Medical Professional Publications

State Concussion Laws Appear to Reduce Recurrent Brain Injury

School policies largely reflect key tenets of the laws, but inconsistencies exist.

Concussion laws mandating the removal of athletes from play and strict protocols for their return appear to have resulted in a significant decrease in recurrent brain injuries, a study led by Nationwide Children’s Hospital shows.

“The laws are getting people to report initial concussions and are reducing the rate of recurrent concussions,”  says Jingzhen Yang, PhD, principal investigator at the Center for Injury Research and Policy at Nationwide Children’s, and leader of the research, published in the American Journal of Public Health.

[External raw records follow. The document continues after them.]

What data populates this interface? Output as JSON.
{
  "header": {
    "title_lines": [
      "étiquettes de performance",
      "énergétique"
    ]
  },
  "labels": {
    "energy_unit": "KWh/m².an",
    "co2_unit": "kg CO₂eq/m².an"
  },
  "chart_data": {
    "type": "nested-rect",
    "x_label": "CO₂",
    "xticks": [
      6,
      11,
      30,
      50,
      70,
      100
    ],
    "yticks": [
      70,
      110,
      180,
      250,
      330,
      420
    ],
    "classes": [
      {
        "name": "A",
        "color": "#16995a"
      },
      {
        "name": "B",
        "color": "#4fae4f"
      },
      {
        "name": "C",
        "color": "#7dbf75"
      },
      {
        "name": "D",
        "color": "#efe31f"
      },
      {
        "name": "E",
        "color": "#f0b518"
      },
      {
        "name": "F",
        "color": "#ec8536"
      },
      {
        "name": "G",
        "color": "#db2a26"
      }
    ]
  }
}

Recurrent concussions are the more dangerous of the two, says Dr. Yang, who is also an associate professor of pediatrics at The Ohio State University College of Medicine. An early return to play before the brain has had a chance to heal carries the greatest risk of another concussion, and potential permanent brain damage.

In a parallel study, published in the Journal of Adolescent Health, Dr. Yang and colleagues found that high schools across the United States have, for the most part, strong policies reflecting the laws, but some inconsistencies.

“Most studies looked into whether a state has the law, but the laws don’t make a difference if schools are not implementing them,” Dr. Yang says.

Dr. Yang called the findings in both studies “encouraging.”

All 50 states and Washington, D.C. enacted concussion or traumatic brain injury laws by 2014. The researchers’ analysis of the national database High School Reporting Injury Online found that soon after the laws took effect, the number of new and recurrent concussions rose.

 But 2.6 years later, the number of recurrent concussions reported began dropping — by about 10 percent.

“The increase we saw after implementation of the laws was probably due to increased recognition and reporting of concussion,” Dr. Yang says. The researchers suggest the decline in recurrent concussions may be due to the effects of mandatory removal or permission requirements to return to play.    

The laws typically mandate athletes be removed from practice or games if they have or are suspected to have a concussion, require they be cleared by a medical professional in order to return to training and playing, and require concussion education for coaches, parents and/or athletes.

In a review of written policies from 71 schools in 26 states and Washington, D.C., researchers found 83 percent included the removal from play tenet. Of those, 89 percent demonstrated strong policy enforcement by using language such as “will,” “must,” or “shall” remove; but only 32 percent clearly stated who was responsible for removing the athlete suspected of having a concussion.

Seventy policies require athletes be cleared by a medical professional before returning to play, but only 39 percent specified that the professional be trained in traumatic brain injury management.  

The greatest variation was found in educational requirements. Only 34 percent of policies required coaches to receive concussion recognition and management training. While nearly 60 percent required schools to give concussion information sheets to athletes and their parents, only half required parents and 39 percent required athletes to read and sign them.

Dr. Yang and her colleagues are continuing to investigate connections among the laws, policies, implementation and injury, to try to determine the most effective means to preventing injury and associated negative consequences.


Yang J, Comstock D, Yi H, Hosea HH, Xun P. New and recurrent concussions in high-school athletes before and after traumatic brain injury laws, 2005-2016.  American Journal of Public Health. 2017 Sep 19. [Epub ahead of print].

Coxe K, Hamilton K, Hosea HH, Xiang J, Ramirez MR, Yang J. Consistency and variation in school-level youth sports traumatic brain injury content. Journal of Adolescent Health. 2017 Sep 27. pii: S1054-139X(17)30329-4.